Monday, March 25, 2013

Just To Be Clear; Painting and Other Friends

Addison Parks; WHIRLYBIRD(Higgs boson); 2010, oil on canvas, 14 x 10"

When I paint I go on a hike and where I'm going is hopefully new and unknown to me, or has something new to show me. I may end up going in circles sometimes and may end up back where I started or some place I've been before, but I don't intentionally choose paths I've taken before. I want to get somewhere I've never been before. I'm not trying to surprise the viewer, I'm trying to surprise myself. If I go somewhere I have never been, then I have surprised myself and I've learned something. Where did I go, what did I learn, these are always my biggest questions.

I don't paint what I know. I paint what I don't know. I paint out of curiosity. You know, find the painting in the painting, so to speak. I never have a fixed idea what a painting is supposed to look like. I paint from a feeling, an idea, something that draws me forward. Again, I don't know what it is going to look like and I am hoping to be surprised. How brave I am or can be or have been is my challenge alone. No one else goes with me; I go alone. No one else knows. No one else can judge me, try as they might. It is between me and myself. I don't paint to make something beautiful or successful, but I do hope that in the end, wherever I get, both of those things on some deeply personal level. 

If it is not however, I do not feel that it is a failure. What have I learned? Where did it take me? What can I still learn? These are such important questions for me. Which is why I am loath to destroy a painting. What would cause me to be so angry or unforgiving or destructive? If I absolutely hate a painting I have done, which seems unlikely, it would only be because I never went anywhere that meant anything to me, but hate wouldn't do it; if I hated a painting that would make me even more curious because hate can be very revealing since fear plays such a large part. I could really not care if someone else already felt they had been there. Why should that make a difference. Should I not go to Bali because other people have been there? If I say, hey I went to Bali and had a great time and I had never been there and it was all wonderful and new to me, but my friend's response was what? Been there, done that. Well then, I would say I have an asshole for a friend. And learned that! Learned something I hadn't quite figured out. Find another friend.

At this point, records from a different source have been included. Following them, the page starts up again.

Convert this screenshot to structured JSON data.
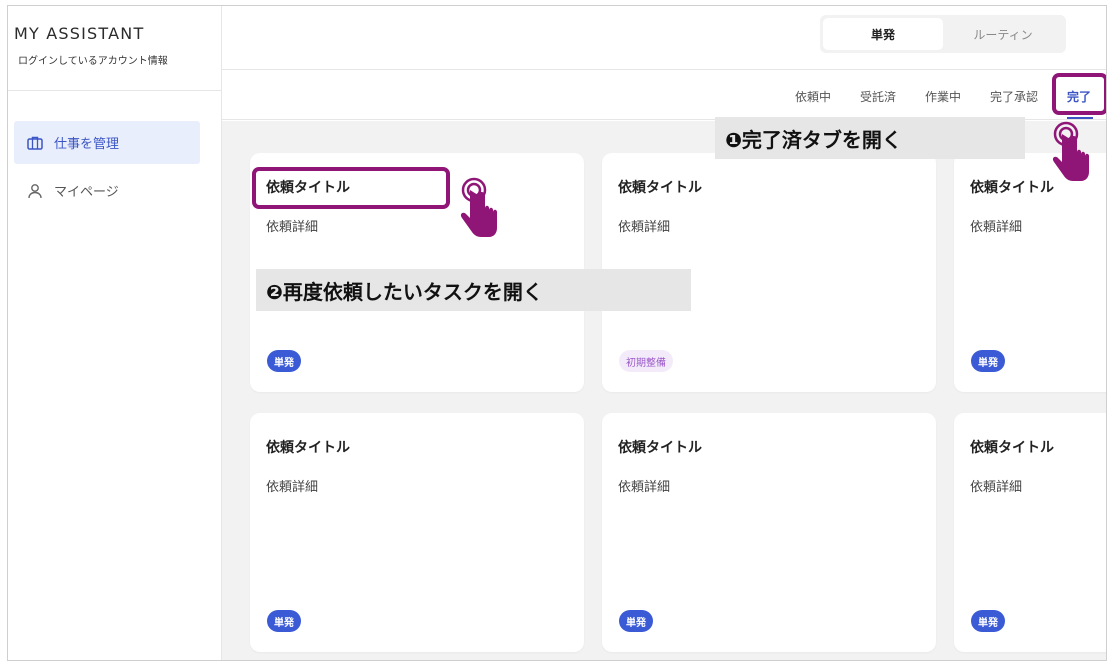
{
  "app": {
    "brand": "MY ASSISTANT",
    "account_label": "ログインしているアカウント情報"
  },
  "sidebar": {
    "items": [
      {
        "label": "仕事を管理",
        "icon": "briefcase-icon",
        "active": true
      },
      {
        "label": "マイページ",
        "icon": "user-icon",
        "active": false
      }
    ]
  },
  "header": {
    "mode_toggle": [
      {
        "label": "単発",
        "active": true
      },
      {
        "label": "ルーティン",
        "active": false
      }
    ]
  },
  "status_tabs": [
    {
      "label": "依頼中",
      "active": false
    },
    {
      "label": "受託済",
      "active": false
    },
    {
      "label": "作業中",
      "active": false
    },
    {
      "label": "完了承認",
      "active": false
    },
    {
      "label": "完了",
      "active": true
    }
  ],
  "cards": [
    {
      "title": "依頼タイトル",
      "detail": "依頼詳細",
      "badge": "単発",
      "badge_style": "blue"
    },
    {
      "title": "依頼タイトル",
      "detail": "依頼詳細",
      "badge": "初期整備",
      "badge_style": "purple"
    },
    {
      "title": "依頼タイトル",
      "detail": "依頼詳細",
      "badge": "単発",
      "badge_style": "blue"
    },
    {
      "title": "依頼タイトル",
      "detail": "依頼詳細",
      "badge": "単発",
      "badge_style": "blue"
    },
    {
      "title": "依頼タイトル",
      "detail": "依頼詳細",
      "badge": "単発",
      "badge_style": "blue"
    },
    {
      "title": "依頼タイトル",
      "detail": "依頼詳細",
      "badge": "単発",
      "badge_style": "blue"
    }
  ],
  "annotations": {
    "step1": "❶完了済タブを開く",
    "step2": "❷再度依頼したいタスクを開く",
    "highlight_color": "#8f1677"
  },
  "colors": {
    "accent": "#3b55c5",
    "badge_blue": "#3b5bd6",
    "badge_purple_text": "#9b59c9",
    "content_bg": "#f2f2f2"
  }
}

When I was in my 20s I had a show of 2 twenty foot murals at PS1(Now MoMA PS1). My first abstract murals. In oils. At the opening my friend and mentor Richard Tuttle's response was basically "all dressed up and no place to go." He actually said something about two beautiful cars in my back yard. A wry putdown. Not only was he less than a friend, he was less than honest. He had never been to that place I went and done what I did. Just because he may have known other people to go some where near I went, well, it is just his selfish agenda that he was always hunting for his "fresh meat." He was less than a friend to judge me and then be less than truthful and say, in effect, been there, done that. He had no idea where I went, and it was just pure ego for him to have to pretend that he had. Ego was Tuttle's big challenge and he was always trying to make it everyone else's problem while he was going through it. He lived in a dump because he was lusting after a penthouse, and hating everyone else for their penthouse and thinking everyone else should live in a dump too like him to experience dumpy so that they could experience humility they way he needed to. Don't you love people who want to go in the water but have to push other people in first to make sure it is safe or what they actually want to do? From Tuttle I learned to look out for that in myself and others, and believe in my own path. Did it suck?Absolutely. But I have learned from it. I may miss my friend but not that. Have I come across these people again? Yes. Are they dangerous? Yes. I just keep going if I can.

Don't get me wrong. When I show my work everyone is free to do what they like. I have no control over that and want none. Richard Tuttle was free to be as big an asshole as he could be in response to my work. He was free to do whatever his ego dictated, and I was free to do whatever I wanted with his response. That he was bad just meant he was a bad friend and no friend at all. Just to be clear, a friend is in your corner, rooting for you. If they say they are your friend and are not (in your corner), well, they are a liar, and not your friend, and you should probably have nothing to do with them. Also, beware of those who can only be in their own corner, for these are people who are fighting the whole world and they are dangerous. Not that being in your corner is a prerequisite for friendship, but it is just something you will find out sooner or later, and yes, it matters.